If she even noticed he was speaking to her, he could not tell. One-two, one-two. He rocked with the dogged rhythm of her paddling.
He wondered if he could swim to the trees on his own. He’d never been a strong swimmer, but the fear of drowning might lend him a bit of strength. He flexed his legs experimentally, earning himself another dunk in the river and the knowledge that he was chilled to the bone. If the dragon didn’t carry him to shore, he wasn’t going to get there. And the way she was swimming now made him doubt that even she could make it. But she was his only chance, if he could get her to listen to him.

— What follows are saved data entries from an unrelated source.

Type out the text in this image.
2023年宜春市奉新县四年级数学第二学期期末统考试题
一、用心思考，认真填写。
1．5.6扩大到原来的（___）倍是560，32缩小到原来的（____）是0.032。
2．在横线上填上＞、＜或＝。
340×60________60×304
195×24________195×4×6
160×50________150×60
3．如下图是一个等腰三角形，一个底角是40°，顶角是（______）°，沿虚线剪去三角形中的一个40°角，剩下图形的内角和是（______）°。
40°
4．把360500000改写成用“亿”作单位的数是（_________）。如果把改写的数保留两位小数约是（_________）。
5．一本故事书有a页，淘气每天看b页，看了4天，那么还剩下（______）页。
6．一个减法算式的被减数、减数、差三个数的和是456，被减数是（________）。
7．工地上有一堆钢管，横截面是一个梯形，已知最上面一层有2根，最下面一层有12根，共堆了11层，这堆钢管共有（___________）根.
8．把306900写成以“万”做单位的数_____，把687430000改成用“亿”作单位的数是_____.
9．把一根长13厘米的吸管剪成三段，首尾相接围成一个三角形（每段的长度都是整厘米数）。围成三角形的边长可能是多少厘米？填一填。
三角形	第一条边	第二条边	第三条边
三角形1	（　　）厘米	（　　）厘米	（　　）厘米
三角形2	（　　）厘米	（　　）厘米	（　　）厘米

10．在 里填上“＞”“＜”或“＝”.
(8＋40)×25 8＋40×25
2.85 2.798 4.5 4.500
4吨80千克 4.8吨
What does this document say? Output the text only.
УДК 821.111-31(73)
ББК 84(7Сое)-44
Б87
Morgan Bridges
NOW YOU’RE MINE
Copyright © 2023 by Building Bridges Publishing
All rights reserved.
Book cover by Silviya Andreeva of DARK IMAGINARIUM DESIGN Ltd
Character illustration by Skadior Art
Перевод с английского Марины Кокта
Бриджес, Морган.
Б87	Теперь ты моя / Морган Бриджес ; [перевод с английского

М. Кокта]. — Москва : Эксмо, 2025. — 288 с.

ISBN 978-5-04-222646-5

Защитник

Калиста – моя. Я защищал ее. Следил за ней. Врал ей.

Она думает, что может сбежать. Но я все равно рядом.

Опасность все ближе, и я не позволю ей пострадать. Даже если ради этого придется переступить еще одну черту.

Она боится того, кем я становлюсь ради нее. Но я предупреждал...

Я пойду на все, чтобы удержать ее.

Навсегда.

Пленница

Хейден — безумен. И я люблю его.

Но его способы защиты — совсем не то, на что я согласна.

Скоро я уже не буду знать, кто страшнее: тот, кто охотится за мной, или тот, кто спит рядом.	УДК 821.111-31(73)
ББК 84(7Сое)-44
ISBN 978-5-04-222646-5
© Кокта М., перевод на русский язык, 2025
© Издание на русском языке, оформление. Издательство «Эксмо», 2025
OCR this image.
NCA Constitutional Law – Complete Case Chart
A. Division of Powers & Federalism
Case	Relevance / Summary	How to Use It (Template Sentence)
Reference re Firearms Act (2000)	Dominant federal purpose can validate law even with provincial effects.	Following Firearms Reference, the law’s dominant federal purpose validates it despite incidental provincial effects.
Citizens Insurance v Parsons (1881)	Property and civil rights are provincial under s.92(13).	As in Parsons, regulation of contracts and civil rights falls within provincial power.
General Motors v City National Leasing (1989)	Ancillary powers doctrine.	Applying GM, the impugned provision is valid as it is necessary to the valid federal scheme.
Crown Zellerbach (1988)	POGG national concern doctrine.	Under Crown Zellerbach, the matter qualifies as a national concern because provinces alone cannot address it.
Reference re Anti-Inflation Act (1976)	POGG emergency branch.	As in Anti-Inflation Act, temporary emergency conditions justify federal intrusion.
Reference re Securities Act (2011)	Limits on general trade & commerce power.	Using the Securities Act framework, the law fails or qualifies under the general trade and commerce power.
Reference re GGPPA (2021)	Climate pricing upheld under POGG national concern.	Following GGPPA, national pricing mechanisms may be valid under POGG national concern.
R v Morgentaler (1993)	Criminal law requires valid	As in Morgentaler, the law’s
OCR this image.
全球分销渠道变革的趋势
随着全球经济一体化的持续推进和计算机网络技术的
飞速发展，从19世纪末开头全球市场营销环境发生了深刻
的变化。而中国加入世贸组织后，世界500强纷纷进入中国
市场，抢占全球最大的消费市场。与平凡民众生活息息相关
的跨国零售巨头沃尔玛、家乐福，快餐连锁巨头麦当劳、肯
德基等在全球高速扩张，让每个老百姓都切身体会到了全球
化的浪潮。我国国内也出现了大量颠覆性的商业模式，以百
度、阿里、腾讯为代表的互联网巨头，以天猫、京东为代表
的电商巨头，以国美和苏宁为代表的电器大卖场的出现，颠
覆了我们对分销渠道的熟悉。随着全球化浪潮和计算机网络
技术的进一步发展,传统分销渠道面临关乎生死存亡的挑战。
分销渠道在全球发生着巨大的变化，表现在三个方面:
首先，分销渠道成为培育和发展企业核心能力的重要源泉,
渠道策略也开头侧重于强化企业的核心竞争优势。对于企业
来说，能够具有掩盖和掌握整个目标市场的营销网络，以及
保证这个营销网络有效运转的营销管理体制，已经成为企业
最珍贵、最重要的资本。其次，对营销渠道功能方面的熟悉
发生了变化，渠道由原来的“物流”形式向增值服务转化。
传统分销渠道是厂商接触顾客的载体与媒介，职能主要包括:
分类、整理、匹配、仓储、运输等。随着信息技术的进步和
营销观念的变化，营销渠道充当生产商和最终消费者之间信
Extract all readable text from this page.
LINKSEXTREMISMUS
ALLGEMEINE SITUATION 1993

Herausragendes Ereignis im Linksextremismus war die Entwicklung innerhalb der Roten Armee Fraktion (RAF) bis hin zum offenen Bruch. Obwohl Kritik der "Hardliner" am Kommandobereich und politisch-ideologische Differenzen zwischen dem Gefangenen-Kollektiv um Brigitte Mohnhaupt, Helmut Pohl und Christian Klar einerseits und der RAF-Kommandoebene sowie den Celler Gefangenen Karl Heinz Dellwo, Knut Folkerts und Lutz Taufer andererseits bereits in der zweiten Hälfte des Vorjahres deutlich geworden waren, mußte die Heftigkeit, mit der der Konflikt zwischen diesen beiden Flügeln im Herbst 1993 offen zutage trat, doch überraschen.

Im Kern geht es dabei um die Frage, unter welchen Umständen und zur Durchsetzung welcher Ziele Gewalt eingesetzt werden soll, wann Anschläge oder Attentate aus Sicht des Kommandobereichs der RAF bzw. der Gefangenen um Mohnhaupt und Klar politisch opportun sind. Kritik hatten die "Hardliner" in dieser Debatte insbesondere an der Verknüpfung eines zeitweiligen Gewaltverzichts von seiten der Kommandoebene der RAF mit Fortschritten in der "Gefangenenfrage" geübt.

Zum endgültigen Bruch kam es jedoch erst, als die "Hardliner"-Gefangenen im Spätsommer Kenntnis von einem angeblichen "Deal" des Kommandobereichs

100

He thought of Alise and Sintara. He lifted a hand to touch Relpda’s jaw, flesh to scale. His hands were tender, the skin deeply wrinkled from immersion in the river. They were red, too, and he suspected that if he warmed them up, they’d burn. He couldn’t think about that now.
“Beauteous one,” he began, feeling foolish. Almost immediately, he felt a warm spark of attention in his mind. “Lovely copper queen, gleaming like a freshly minted coin. You of the swirling eyes and glistening scales, please hear me.”
Hear you.
“Yes, hear me. Turn your head. Do you see the trees there, sticking up from the water? Lovely one, if you carried me there, we could both rest. I could groom you and perhaps find you some food. I know you are hungry. I feel it.” That, he realized, was disconcertingly true. And if he let his mind wander there, he felt her increasing weariness, too. Back away from that! “Let us go there so you can take the rest you so richly deserve, and I can have the pleasure of cleaning your face of mud.”